Transmission destroys a couple of teeth.. meshing broken crack.... fuck... I need this ... when do you ever need your car to explode but what better timing when school is coming and the bank is all red signs with green numbers few and far beween.... deposits.. no! withdrawls... yes! I was close numerous times in states of confusion and depression to smashing into some thing hard enough to destroy it but not to hurt myself to be divorced from the responsibilty,... had friend offer to do it for me.. cant... crooked.. just cant do something I feel is wrong.. would not want to have to feel bad about something like that.... I would be like putting you old dog down early because it needed a new hip that might cost alittle more money and wouldn't garantee much more time of usuefulness... bite the bullit suck it up.. i talk to it as if it were real.. we will be allright I wont let you down... sometimes you make weird bonds... what you spend the most time with knows you the best and reflects what you are all about... more analagy here,, but I think its true.....
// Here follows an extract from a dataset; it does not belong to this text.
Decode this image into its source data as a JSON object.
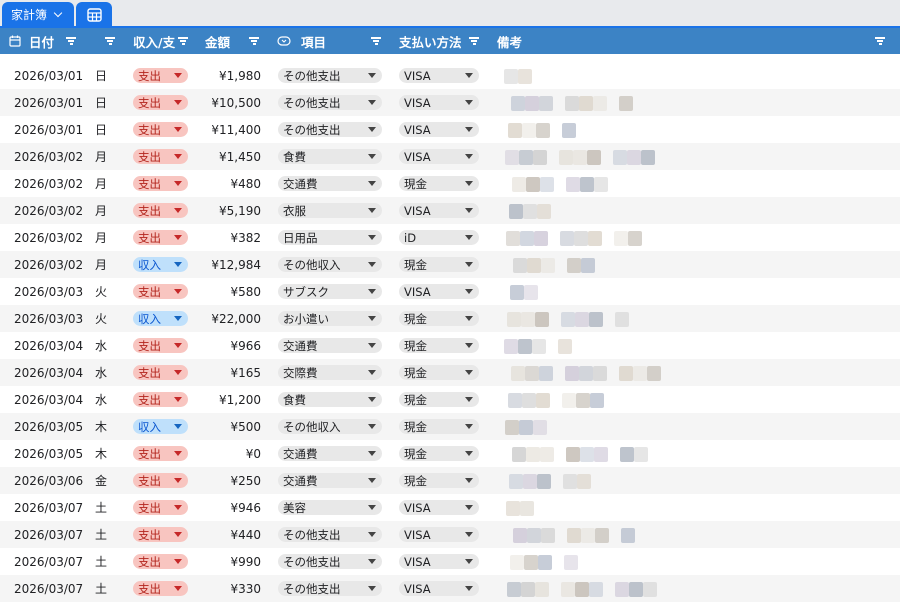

truck ... brakes could use some work but still are decent... one side is smashed a little but cleans up decently...... tires are very firm and deep tread gives them a strong hold of the road... engine is like a top ... pumping life... transmission to of heart to the ground is shaky troubled... broken alittle but still working... chipped ... noisy but its there and it has not let me down......

me
sometimes I dont slow down and think as fast as I should but I always manage to stop in time.....My feet are planted and I am on a road that wil take me to a good start...traction. My heart has made some things very tough for me seeingwhat is easy or convienent to do but knowing that is not what should be done... it pumps.. the transmission of the actions are not always understood by others or recived clearly with out noise but they get there......I think well be allright..

The saddest thing in life is wasted talent... Chaz Palmiteri..

I love you rach and know your probably the only one who reads this.. I cried when I left you at the airport last time and was proud of all you have done... you are strong like a stone!! continue to be excellent... I love you !!